Sistem karşıtı tüm belediye başkanlarının en büyük ortak kaygısı ise şuydu: İller Bankası’ndan aldıkları payın bir bölümü büyükşehire gidecekti. Ayrıca, devletin toplanan vergilerden büyükşehire aktardığı pay artacaktı. Ve, bunların beldelerine, ilçelerine geri dönüşümü konusu nasıl olacaktı? Büyükşehir, kent merkezini bırakıp 640 kilometre sahil şeridi bulunan koskoca bir Antalya’ya hizmeti adil şekilde götürebilir miydi? Bunlardan önemlisi işin bir de siyasi yönü vardı. Çünkü, Antalya’da hakimiyet sağ seçmende.
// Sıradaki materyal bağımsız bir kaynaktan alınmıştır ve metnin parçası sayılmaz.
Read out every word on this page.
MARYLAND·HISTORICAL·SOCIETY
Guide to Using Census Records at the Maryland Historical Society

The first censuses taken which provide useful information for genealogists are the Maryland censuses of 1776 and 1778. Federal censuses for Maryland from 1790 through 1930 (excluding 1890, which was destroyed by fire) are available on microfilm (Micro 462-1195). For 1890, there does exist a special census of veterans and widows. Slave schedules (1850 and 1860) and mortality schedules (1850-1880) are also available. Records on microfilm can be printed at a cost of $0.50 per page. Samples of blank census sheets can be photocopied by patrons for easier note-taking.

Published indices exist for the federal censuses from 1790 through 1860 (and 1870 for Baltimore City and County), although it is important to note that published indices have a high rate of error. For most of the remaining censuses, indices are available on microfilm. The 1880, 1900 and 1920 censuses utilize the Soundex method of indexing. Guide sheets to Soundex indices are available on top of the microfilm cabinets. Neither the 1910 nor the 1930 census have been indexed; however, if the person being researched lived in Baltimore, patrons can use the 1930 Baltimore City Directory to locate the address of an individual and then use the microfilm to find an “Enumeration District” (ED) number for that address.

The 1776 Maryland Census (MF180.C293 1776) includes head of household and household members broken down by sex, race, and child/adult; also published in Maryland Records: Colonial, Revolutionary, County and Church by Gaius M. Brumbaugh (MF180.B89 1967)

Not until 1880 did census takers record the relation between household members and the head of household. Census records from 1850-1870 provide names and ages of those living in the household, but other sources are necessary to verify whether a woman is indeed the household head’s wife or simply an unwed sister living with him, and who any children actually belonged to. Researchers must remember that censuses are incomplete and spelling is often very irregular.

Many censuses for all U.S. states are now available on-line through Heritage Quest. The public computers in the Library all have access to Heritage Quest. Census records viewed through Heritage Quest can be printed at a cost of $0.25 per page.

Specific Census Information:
Eğer sistem gerçekleşirse, beldeler ve ilçelerde oturanlar büyükşehir belediye başkanlığı için de oy kullanacaklar. 2004 seçimlerinde il genel meclisi için yüzde 77 gibi bir çoğunlukla sağ partilere oy veren bir kentte, solun adayının seçilmesi artık hayal olabilir. Bu da, önümüzdeki seçimlerde kentin patronunun yine AKP’li olması ihtimalini güçlendirir.

Tasarruf sağlayabilir
Bu kaygıların hiçbirini taşımayan ve sistemi benimseyenler ise yeterince gelir kaynağı olmayan kırsal kesimin belediye başkanları oldu. Çünkü, İller Bankası’ndan gelen para ile ancak personel maaşını karşılayabiliyorlar, yatırım için sürekli borçlanıyorlar. Büyükşehirin sınırları içine dahil edilmeleri onlar için bir umut.
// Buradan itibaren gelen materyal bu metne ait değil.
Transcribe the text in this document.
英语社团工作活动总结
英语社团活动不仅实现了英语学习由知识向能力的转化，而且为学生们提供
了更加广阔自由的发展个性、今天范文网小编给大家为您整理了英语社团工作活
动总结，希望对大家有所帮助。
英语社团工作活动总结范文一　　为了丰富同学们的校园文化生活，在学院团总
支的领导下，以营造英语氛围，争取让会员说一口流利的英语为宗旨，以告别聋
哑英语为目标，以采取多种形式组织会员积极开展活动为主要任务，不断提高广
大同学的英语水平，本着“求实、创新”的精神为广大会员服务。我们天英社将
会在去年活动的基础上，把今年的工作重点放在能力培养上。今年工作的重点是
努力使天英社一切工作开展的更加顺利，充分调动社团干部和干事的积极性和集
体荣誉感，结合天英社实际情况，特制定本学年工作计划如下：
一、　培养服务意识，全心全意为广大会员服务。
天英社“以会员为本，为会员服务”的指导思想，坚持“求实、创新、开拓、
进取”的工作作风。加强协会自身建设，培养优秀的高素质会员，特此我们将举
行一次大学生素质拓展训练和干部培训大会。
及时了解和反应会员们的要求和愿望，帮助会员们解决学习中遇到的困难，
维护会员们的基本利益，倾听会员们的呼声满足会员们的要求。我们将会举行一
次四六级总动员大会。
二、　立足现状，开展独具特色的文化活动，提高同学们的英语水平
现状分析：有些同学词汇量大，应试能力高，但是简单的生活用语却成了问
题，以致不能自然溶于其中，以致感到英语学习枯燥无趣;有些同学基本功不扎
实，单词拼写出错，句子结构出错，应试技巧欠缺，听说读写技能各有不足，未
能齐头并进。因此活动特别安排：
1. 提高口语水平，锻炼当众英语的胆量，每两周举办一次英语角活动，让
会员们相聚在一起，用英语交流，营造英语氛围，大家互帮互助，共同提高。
Bu tartışmaları sessizce dinleyen Menderes Türel ise, tüm kentin büyükşehire bağlanmasını plan bütünlüğü açısından gerekli görüyor. Çünkü, beldeler ve ilçeler kafalarına göre plan yapıyor. Küçük yerlerdeki planlamalar, eş, dost, akraba gözetilerek yapıldığından kent dokusu bozuluyor.

Beldelerin birleştirilerek tüm kentin büyükşehir statüsüne geçmesini isteyenler, olaya bir de tasarruf açısından bakıyor. Her belde, her ilçe, kendi makine parkını kuruyor. Bunlar, bazı belediyelerde atıl vaziyetteyken, bir dozere muhtaç olanlar var. Ayrıca, her belediye başkanının bir makam aracı, özel kalemi, sekreteri, şoförü, bunların da maaşları, özlük hakları bulunuyor. Birleşme ile bunlar ortadan kalkacak.

Antalya’daki bu tartışma çok yakında TBMM’ye taşınırsa şaşırmayın. Çünkü, feryat seslerinin desibeli her geçen gün artıyor.